VDMA: China must no longer isolate itself

Date

31 May 2017

Sections

Innovation & Enterprise

Press release

Frankfurt/Brussels, 31 May 2017 – In an age of growing protectionism, China as an exporting country has the opportunity to take a clear stand in favour of free trade by breaking down trade barriers. But this will urgently necessitate better access to the Chinese market for European investors. To coincide with the visit by Chinese Premier Li Keqiang to Brussels on 1 and 2 June, VDMA is calling for the investment agreement between the EU and China to be concluded soon. Working together as partners means both parties must enjoy equal opportunities.

“China must follow up its statements on free trade and a closer partnership with Europe with action,” says VDMA Chief Executive Thilo Brodtmann. “Chinese investors currently benefit from open access to Europe, but European companies are not granted the same opportunities in China. The planned investment agreement between the EU and China is therefore long overdue. Otherwise, the European states should reserve the right to examine foreign investments in general more critically. Fair competition also means matching conditions for Chinese and European investors. Specifically, European companies are calling for broader market access rights and an end to the ‘negative list’ of sectors in China in which access for foreign investors is restricted.”

As a matter of course, VDMA is against isolating Europe from Chinese investors. Foreign investments are good for Europe, and that includes investments from China. But because of its politically influenced economic and investment policy, China is not the same as any other investor. If it wants to be a credible partner for free trade in the WTO, it needs to put a swift end to measures that distort the market.

German mechanical engineering firms already enjoy very close trading relations with China. Last year, China was the second-largest foreign market for the mechanical engineering industry, with an export volume of EUR 14.6 billion, after the USA (EUR 16.3 billion). In the other direction, in 2016 China was also no. 2 for Germany’s machine imports, with an import volume of EUR 5.6 billion, after Italy (EUR 5.8 billion). China is also the second-most important investment location world-wide for the German mechanical engineering industry, with direct investments in China reaching EUR 5.7 billion by 2015.

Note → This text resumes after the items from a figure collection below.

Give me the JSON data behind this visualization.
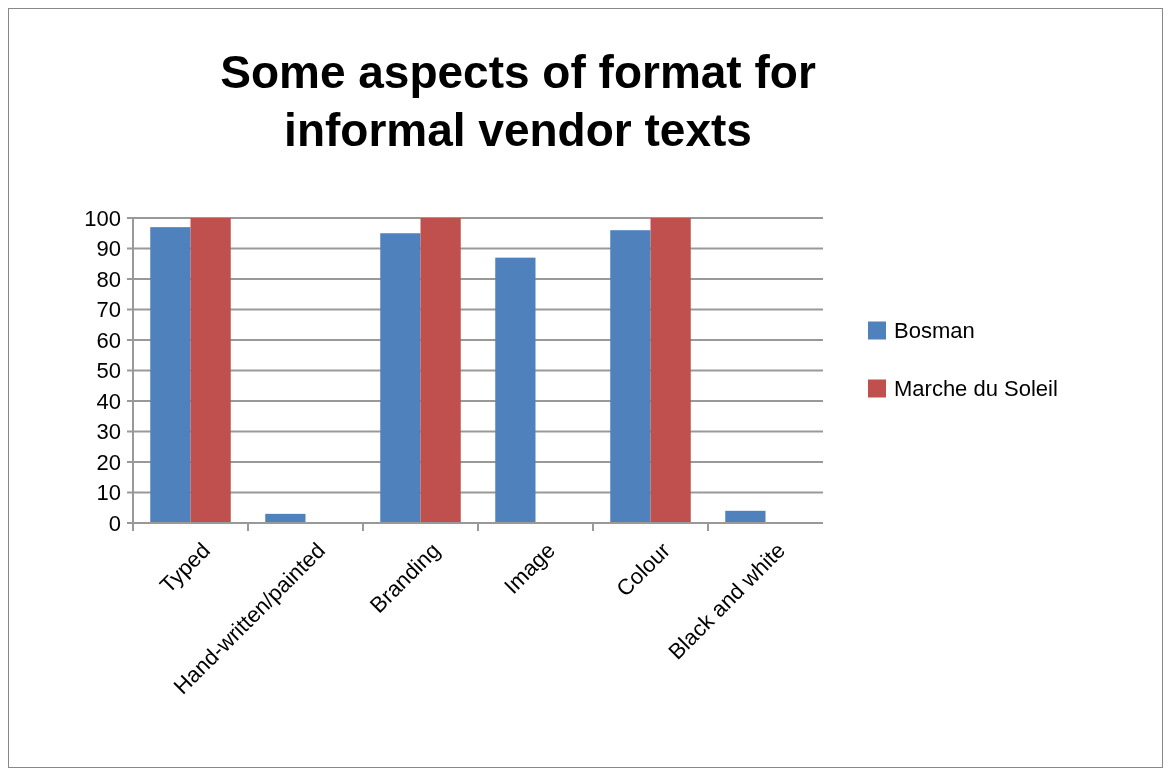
{
  "chart_data": {
    "type": "bar",
    "title": "Some aspects of format for informal vendor texts",
    "categories": [
      "Typed",
      "Hand-written/painted",
      "Branding",
      "Image",
      "Colour",
      "Black and white"
    ],
    "series": [
      {
        "name": "Bosman",
        "color": "#4f81bd",
        "values": [
          97,
          3,
          95,
          87,
          96,
          4
        ]
      },
      {
        "name": "Marche du Soleil",
        "color": "#c0504d",
        "values": [
          100,
          0,
          100,
          0,
          100,
          0
        ]
      }
    ],
    "ylim": [
      0,
      100
    ],
    "yticks": [
      0,
      10,
      20,
      30,
      40,
      50,
      60,
      70,
      80,
      90,
      100
    ],
    "grid": "y",
    "legend": "right"
  }
}
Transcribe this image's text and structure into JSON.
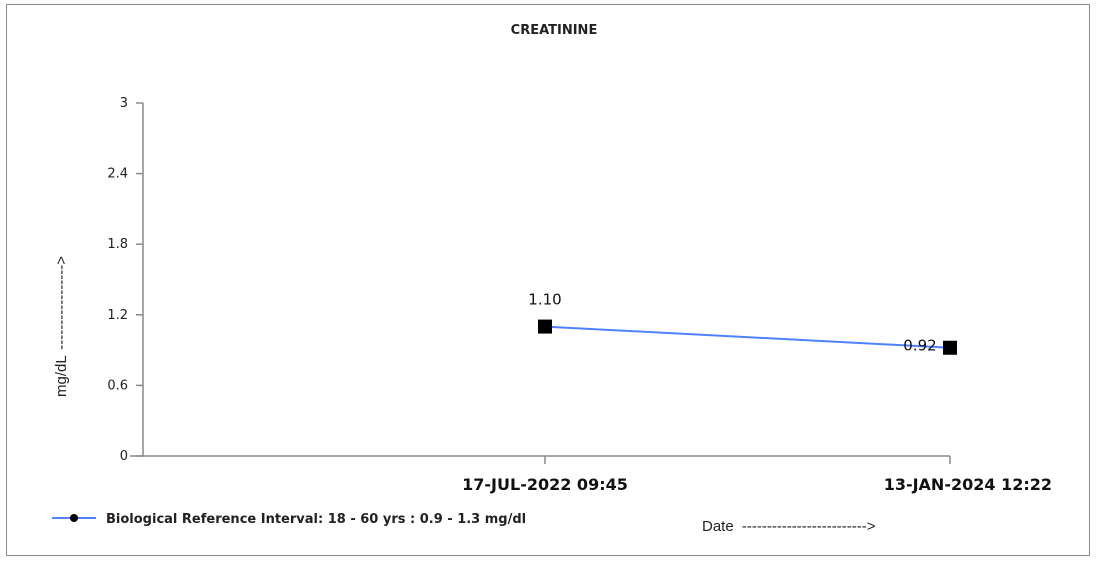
{
  "chart_data": {
    "type": "line",
    "title": "CREATININE",
    "ylabel": "mg/dL",
    "ylabel_arrow": "----------------->",
    "xlabel": "Date",
    "xlabel_arrow": "------------------------->",
    "ylim": [
      0,
      3
    ],
    "yticks": [
      0,
      0.6,
      1.2,
      1.8,
      2.4,
      3
    ],
    "ytick_labels": [
      "0",
      "0.6",
      "1.2",
      "1.8",
      "2.4",
      "3"
    ],
    "categories": [
      "17-JUL-2022 09:45",
      "13-JAN-2024 12:22"
    ],
    "series": [
      {
        "name": "Biological Reference Interval: 18 - 60 yrs : 0.9 - 1.3 mg/dl",
        "values": [
          1.1,
          0.92
        ],
        "value_labels": [
          "1.10",
          "0.92"
        ],
        "color": "#4f81ff",
        "marker_color": "#000000"
      }
    ],
    "legend_position": "bottom-left",
    "grid": false
  }
}
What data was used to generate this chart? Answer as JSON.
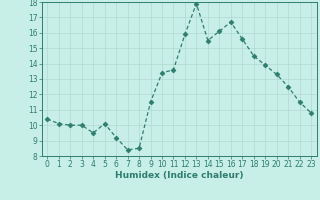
{
  "x": [
    0,
    1,
    2,
    3,
    4,
    5,
    6,
    7,
    8,
    9,
    10,
    11,
    12,
    13,
    14,
    15,
    16,
    17,
    18,
    19,
    20,
    21,
    22,
    23
  ],
  "y": [
    10.4,
    10.1,
    10.0,
    10.0,
    9.5,
    10.1,
    9.2,
    8.4,
    8.5,
    11.5,
    13.4,
    13.6,
    15.9,
    17.9,
    15.5,
    16.1,
    16.7,
    15.6,
    14.5,
    13.9,
    13.3,
    12.5,
    11.5,
    10.8
  ],
  "line_color": "#2e7d6e",
  "marker": "D",
  "marker_size": 2.5,
  "bg_color": "#c8eee8",
  "grid_color": "#b0d8d0",
  "xlabel": "Humidex (Indice chaleur)",
  "ylim": [
    8,
    18
  ],
  "xlim": [
    -0.5,
    23.5
  ],
  "yticks": [
    8,
    9,
    10,
    11,
    12,
    13,
    14,
    15,
    16,
    17,
    18
  ],
  "xticks": [
    0,
    1,
    2,
    3,
    4,
    5,
    6,
    7,
    8,
    9,
    10,
    11,
    12,
    13,
    14,
    15,
    16,
    17,
    18,
    19,
    20,
    21,
    22,
    23
  ],
  "label_fontsize": 6.5,
  "tick_fontsize": 5.5
}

VDMA (Verband Deutscher Maschinen- und Anlagenbau, Mechanical Engineering Industry Association) represents more than 3,200 mostly medium-sized companies in the capital goods industry, making it the largest industry association in Europe. With more than 1 million employees in Germany and a turnover of 219 bn. Euro (2016), the mechanical engineering industry is the largest industrial employer in Germany and one of the leading industries overall.